Die Kidnapper kamen aus Tunesien, Ägypten, Libyen und Algerien – Gewehre, Munition und Raketen stammten aus den Beständen libyscher Rebellen. Der Massenmord an der nicht-arabischen Belegschaft der Gasförderanlage von In Amenas im algerisch-libyschen Grenzgebiet war das Werk von Terroristen aus dem gesamten Norden Afrikas. Der Konflikt mit den islamistischen Radikalen ist damit direkt vor die Haustür Europas gerückt. Schon seit zwei Jahrzehnten zieht sich ein Gürtel zerfallender Staaten durch die Subsahara. Nun hat die innere Zerrüttung auch die Nationen Nordafrikas am Südrand des Mittelmeers erfasst. Überfahrten mit Schnellbooten in den Norden dauern von dort aus höchstens ein paar Stunden. Auch viele Förderanlagen für Gas und Öl liegen in dieser Region; von ihnen hängt Europas Energieversorgung ab.

Zwar kann eine Militärintervention wie jetzt in Mali unmittelbare Gefahren abwehren. Die langfristigen Erfolgsaussichten aber gegen die Gotteskrieger, die quer durch einen halben Kontinent vagabundieren, werden zunehmend geringer. Operationen ausländischer Armeen gleichen dem Stich in ein Hornissennest, sie scheuchen die Gegner erst richtig auf. Der erste Sündenfall war 1979 der sowjetische Einmarsch in Afghanistan. An seinen Folgen trägt die Welt noch heute. Später sammelte auch der Westen seine Erfahrungen in Afghanistan und im Irak. Und heute steht kaum einem Regierungschef noch der Sinn nach weiteren Militärabenteuern in der islamischen Welt - allen voran US-Präsident Barack Obama.

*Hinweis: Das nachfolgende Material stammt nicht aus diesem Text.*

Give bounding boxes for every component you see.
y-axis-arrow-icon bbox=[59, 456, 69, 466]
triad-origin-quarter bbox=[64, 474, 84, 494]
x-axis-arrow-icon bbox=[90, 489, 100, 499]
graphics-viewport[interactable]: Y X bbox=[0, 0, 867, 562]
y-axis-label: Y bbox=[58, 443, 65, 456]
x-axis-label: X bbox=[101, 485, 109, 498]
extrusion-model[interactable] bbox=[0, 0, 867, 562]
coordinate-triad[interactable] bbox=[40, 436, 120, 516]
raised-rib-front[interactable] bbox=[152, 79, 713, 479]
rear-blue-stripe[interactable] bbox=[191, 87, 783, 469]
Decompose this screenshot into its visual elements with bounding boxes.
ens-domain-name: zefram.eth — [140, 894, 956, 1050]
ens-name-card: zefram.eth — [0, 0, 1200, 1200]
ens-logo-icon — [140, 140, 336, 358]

Gleichzeitig offenbart das Verbrechen von In Amenas eine neue, dunkle Rückseite der arabischen Volksaufstände. Ideologisch gehörte Al Qaida im Frühling 2011 zu den Verlierern. Bei ihren Tyrannenstürzen waren die vielen Demonstranten nicht getrieben von religiös-radikalen Ideen, sondern von dem Wunsch nach Freiheit, nach einem Leben in Würde und Selbstbestimmung. Zwei Jahre danach aber haben die Fanatiker wieder Tritt gefasst. Ganze Gebiete sind der staatlichen Kontrolle entglitten, Tonnen von Waffen wandern durch die Region, über alle Grenzen hinweg blüht der Schmuggel, während staatliche Sicherheitskräfte desorganisiert und demotiviert agieren. Im libyschen Bengasi ermordeten Radikale den US-Botschafter, diese Woche alarmierten die Europäer ihre Bürger, wegen einer Terrordrohung sofort aus der einstige Heldenstadt abzureisen. In Tunis starben vier Menschen beim Angriff eines salafistischen Mobs auf die US-Botschaft. Und auf dem Sinai kosteten mehrere Kommandounternehmen von Extremisten zwei Dutzend ägyptische Grenzer sowie zahlreiche israelische Opfer das Leben.

Neue Strategien im Umgang mit diesen Bedrohungen sind notwendig, auch wenn keine schnellen Erfolge zu erwarten sind. Denn ähnlich wie in Mali wurzelt auch in Tunesien, Libyen und Ägypten die anhaltende Staatskrise in vertrackten und lange aufgestauten Problemen – in Armut und Arbeitslosigkeit, einem überbordenden Bevölkerungswachstum sowie ethnischen Konflikten. In den vergangenen beiden Jahren hat die Euro-Krise einen Großteil der außenpolitischen Energie Europas gekostet. Und die Länder des Arabischen Frühlings sind viel zu weit aus dem Blick geraten. Sie brauchen entschiedenere Unterstützung als bisher, sie brauchen neue langfristige Partnerschaften und vor allem bessere wirtschaftliche Perspektiven. Dann werden auch sie ihren Weg finden zu mehr Stabilität und weniger Radikalität.